Risk management. There are several impressive risk management products that play a role in the real-time domain to spot risks, analyze causes and provide potential alternative solutions. Some interesting companies who target this space are Resilinc, Exostar and IDV.
From a strategic and reporting perspective there are two paths forward:
Analytics within a more large-scale management system. Much of the analytics within a function, such as supply chain, is based on known sets of data that are within the supply chain management system. So, when thinking of the supply chain analytics system, it often makes sense to go with the same vendor you're using (or are going to use) for supply chain management. Such products have the use case libraries and often have embedded a commercial BI product into the suite. Supply chain is a large market so there are a number of choices, such as suite providers like JDA, Logility, or cloud providers like One Network, GT Nexus/Infor. There are also more functional approaches, such as transportation management systems like Descartes or Mercury Gate or manufacturing-centric systems such as PTC, Siemens, GE, Dassault and Autodesk. SAP, of course, is a consideration, but it might better fit in the BI provider category, since SAP's goal is to sell HANA on top of various modules of ERP or supply chain apps.
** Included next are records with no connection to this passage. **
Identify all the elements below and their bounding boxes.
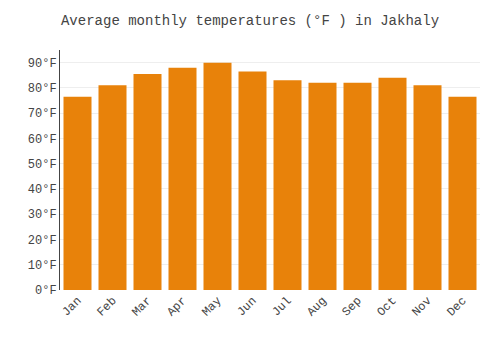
svg-text:Feb: Feb	[94, 294, 119, 319]
svg-text:90°F: 90°F	[28, 57, 57, 71]
svg-text:Oct: Oct	[374, 294, 399, 319]
svg-text:Nov: Nov	[409, 294, 434, 319]
svg-text:60°F: 60°F	[28, 133, 57, 147]
svg-text:Apr: Apr	[164, 294, 189, 319]
svg-text:10°F: 10°F	[28, 259, 57, 273]
svg-text:20°F: 20°F	[28, 234, 57, 248]
svg-text:Sep: Sep	[339, 294, 364, 319]
svg-text:Aug: Aug	[304, 294, 329, 319]
svg-text:0°F: 0°F	[35, 284, 57, 298]
svg-text:80°F: 80°F	[28, 82, 57, 96]
svg-text:50°F: 50°F	[28, 158, 57, 172]
svg-text:May: May	[199, 294, 224, 319]
svg-text:Jul: Jul	[269, 294, 294, 319]
svg-text:Average monthly temperatures (: Average monthly temperatures (°F ) in Ja…	[61, 13, 439, 29]
svg-text:Dec: Dec	[444, 294, 469, 319]
svg-text:Jan: Jan	[59, 294, 84, 319]
svg-text:40°F: 40°F	[28, 183, 57, 197]
svg-text:Mar: Mar	[129, 294, 154, 319]
svg-text:70°F: 70°F	[28, 107, 57, 121]
svg-text:30°F: 30°F	[28, 208, 57, 222]
svg-text:Jun: Jun	[234, 294, 259, 319]
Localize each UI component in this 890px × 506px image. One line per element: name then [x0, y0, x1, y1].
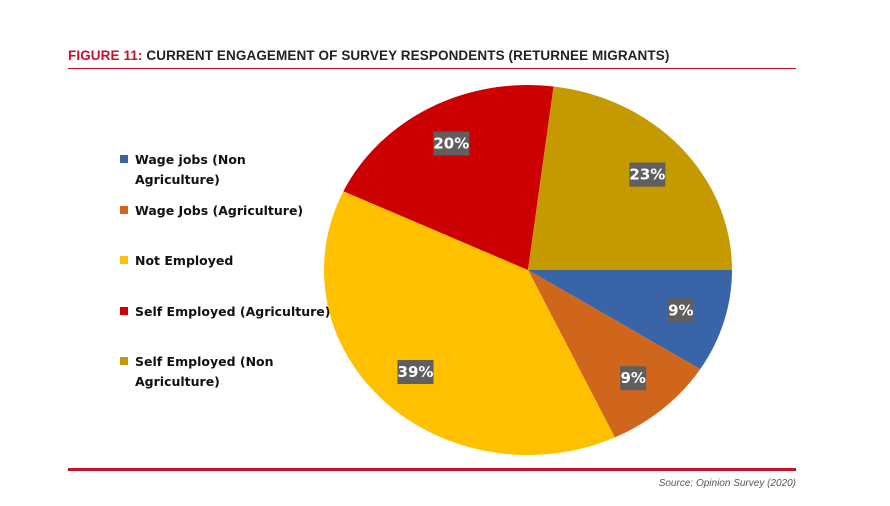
- legend-swatch: [120, 206, 128, 214]
- footer-divider: [68, 468, 796, 471]
- slice-data-label: 23%: [629, 162, 666, 187]
- slice-label-box: [433, 131, 470, 156]
- legend-item-self-non-agri: Self Employed (Non Agriculture): [120, 352, 335, 392]
- legend-label: Self Employed (Non Agriculture): [135, 354, 274, 389]
- pie-slice-1: [528, 270, 732, 370]
- slice-data-label: 9%: [620, 366, 647, 391]
- legend-item-self-agri: Self Employed (Agriculture): [120, 302, 335, 322]
- slice-label-text: 9%: [620, 369, 645, 387]
- pie-slice-4: [343, 85, 554, 270]
- source-note: Source: Opinion Survey (2020): [658, 478, 796, 489]
- figure-title: FIGURE 11: CURRENT ENGAGEMENT OF SURVEY …: [68, 48, 669, 63]
- pie-slice-3: [324, 191, 615, 455]
- legend-label: Self Employed (Agriculture): [135, 304, 331, 319]
- slice-label-box: [620, 366, 647, 391]
- figure-title-text: CURRENT ENGAGEMENT OF SURVEY RESPONDENTS…: [142, 48, 670, 63]
- legend-swatch: [120, 155, 128, 163]
- slice-label-text: 23%: [629, 166, 665, 184]
- legend-label: Wage Jobs (Agriculture): [135, 203, 304, 218]
- figure-title-prefix: FIGURE 11:: [68, 48, 143, 63]
- legend-item-not-employed: Not Employed: [120, 251, 335, 271]
- slice-label-box: [667, 298, 694, 323]
- slice-label-text: 20%: [433, 135, 469, 153]
- legend-swatch: [120, 357, 128, 365]
- slice-data-label: 20%: [433, 131, 470, 156]
- legend-swatch: [120, 256, 128, 264]
- pie-slice-2: [528, 270, 701, 438]
- slice-label-box: [629, 162, 666, 187]
- title-divider: [68, 68, 796, 69]
- legend-item-wage-agri: Wage Jobs (Agriculture): [120, 201, 335, 221]
- legend-label: Not Employed: [135, 253, 234, 268]
- slice-label-box: [397, 360, 434, 385]
- slice-label-text: 39%: [398, 363, 434, 381]
- slice-data-label: 9%: [667, 298, 694, 323]
- legend-item-wage-non-agri: Wage jobs (Non Agriculture): [120, 150, 335, 190]
- legend-label: Wage jobs (Non Agriculture): [135, 152, 246, 187]
- slice-label-text: 9%: [668, 301, 693, 319]
- slice-data-label: 39%: [397, 360, 434, 385]
- legend-swatch: [120, 307, 128, 315]
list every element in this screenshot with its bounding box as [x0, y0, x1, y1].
One interesting development here that I like is JDA's partnership with Google, which aims to provide richer search and analytics, which will in turn look at behavior and trends to help plot new ways to look at markets.
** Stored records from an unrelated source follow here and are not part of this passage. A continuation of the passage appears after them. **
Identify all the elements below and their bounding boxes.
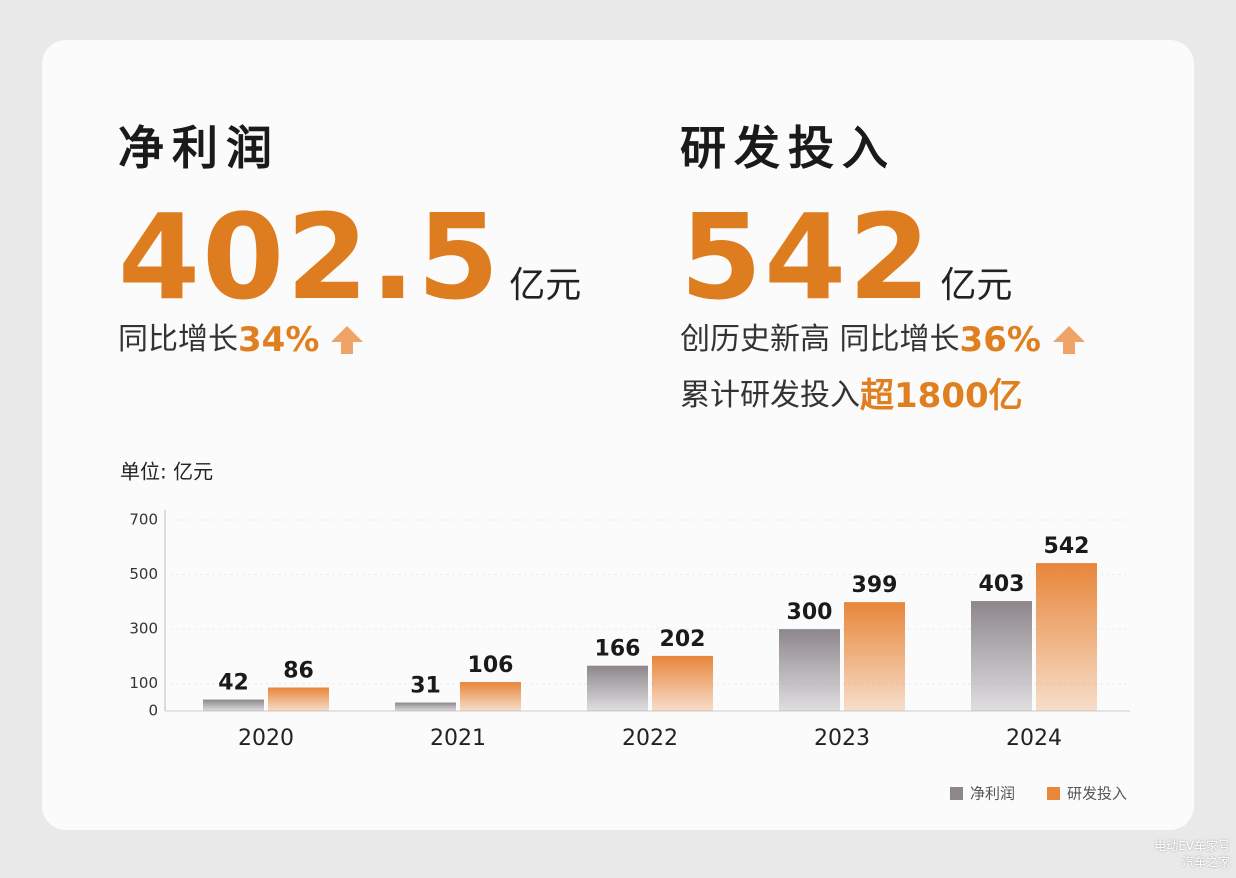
legend-swatch (950, 787, 963, 800)
kpi-main: 542 亿元 (680, 188, 1087, 326)
kpi-note: 创历史新高 同比增长 36% (680, 312, 1087, 368)
kpi-value: 402.5 (118, 188, 502, 326)
kpi-unit: 亿元 (940, 265, 1013, 306)
bar (652, 655, 713, 711)
legend-label: 研发投入 (1067, 785, 1127, 803)
kpi-note: 累计研发投入 超1800亿 (680, 368, 1087, 424)
legend-swatch (1047, 787, 1061, 800)
kpi: 净利润 402.5 亿元 同比增长 34% (118, 118, 581, 368)
bar (460, 682, 521, 711)
watermark: 电动EV车家号汽车之家 (1154, 838, 1230, 870)
kpi-title: 研发投入 (680, 121, 896, 175)
bar (587, 665, 648, 711)
kpi-note-text: 累计研发投入 (680, 378, 860, 413)
y-tick-label: 700 (129, 511, 158, 529)
kpi-unit: 亿元 (509, 265, 582, 306)
x-tick-label: 2021 (430, 726, 486, 751)
bar (203, 699, 264, 711)
y-tick-label: 100 (129, 674, 158, 692)
data-label: 31 (410, 674, 441, 699)
bar (395, 702, 456, 711)
x-tick-label: 2024 (1006, 726, 1062, 751)
watermark-line: 电动EV车家号 (1154, 839, 1230, 853)
kpi-value: 542 (680, 188, 933, 326)
kpi: 研发投入 542 亿元 创历史新高 同比增长 36% 累计研发投入 超1800亿 (680, 118, 1087, 424)
kpi-note-text: 创历史新高 同比增长 (680, 322, 960, 357)
bar (971, 601, 1032, 711)
x-tick-label: 2023 (814, 726, 870, 751)
data-label: 300 (787, 600, 833, 625)
data-label: 42 (218, 671, 249, 696)
kpi-title: 净利润 (118, 121, 280, 175)
bar (844, 602, 905, 711)
bar (268, 687, 329, 711)
data-label: 403 (979, 572, 1025, 597)
bar (1036, 563, 1097, 711)
up-arrow (331, 326, 364, 354)
data-label: 86 (283, 659, 314, 684)
bar (779, 629, 840, 711)
data-label: 166 (595, 637, 641, 662)
data-label: 202 (660, 627, 706, 652)
chart: 单位: 亿元 0 100 300 500 700 2020 42 86 2021 31 106 202… (120, 460, 1130, 803)
kpi-note: 同比增长 34% (118, 312, 581, 368)
kpi-note-text: 同比增长 (118, 322, 238, 357)
x-tick-label: 2022 (622, 726, 678, 751)
y-tick-label: 0 (148, 702, 158, 720)
kpi-highlight: 36% (959, 320, 1041, 360)
data-label: 399 (852, 573, 898, 598)
x-tick-label: 2020 (238, 726, 294, 751)
kpi-highlight: 超1800亿 (860, 376, 1023, 416)
y-tick-label: 300 (129, 620, 158, 638)
y-axis-label: 单位: 亿元 (120, 460, 213, 484)
watermark-line: 汽车之家 (1181, 855, 1230, 869)
card: 净利润 402.5 亿元 同比增长 34% 研发投入 542 亿元 创历史新高 同比增长 36% 累… (42, 40, 1194, 830)
up-arrow (1052, 326, 1085, 354)
data-label: 106 (468, 653, 514, 678)
kpi-highlight: 34% (238, 320, 320, 360)
y-tick-label: 500 (129, 565, 158, 583)
data-label: 542 (1044, 534, 1090, 559)
kpi-main: 402.5 亿元 (118, 188, 582, 326)
legend-label: 净利润 (970, 785, 1015, 803)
A business intelligence-focused product. A BI provider might make sense for environments that use a multitude of management systems -- a best-of-breed approach. With this choice, users must take responsibility for building data warehouses and enabling integration, although analytics providers have built tools to help manage the pathways between systems. Many enterprises turn to a BI product that has presence in the supply chain, such as SAS, Tableau, IBM and SAP's portfolio , as well as more elastic options such as Microsoft Azure for big data analytics.
Counsel and caution
Supply chain analytics is an area that is changing fast. Older analytics were largely about accumulating data in warehouses and are user dependent. That is, users stare at mountains of data and build their own queries and reports. Today, we have libraries of advanced queries for both strategic and operation applications.
I am really bullish on the new analytics in the operational space with their focus on real-time data and smarter optimization and analytics. Users should take some time to really understand the power of these and how they will use them. New supply chain analytics tools are designed to give companies more predictive, more real-time response, so operations can get the jump to solve problems more quickly. Even more important, the analytics today are not just about speed, they also supply richer insights and learn over time what the best options are. They access and use new types of data that are fed into the supply chain applications -- from weather, traffic, sensors and so on -- and blend this with more traditional data sources. That type of complex and more immediate analysis and insight is where modern systems are going. Often the business is procuring these systems on their own without IT's involvement. So, IT should partner with the business user and understand how they fit in the overall portfolio of tools.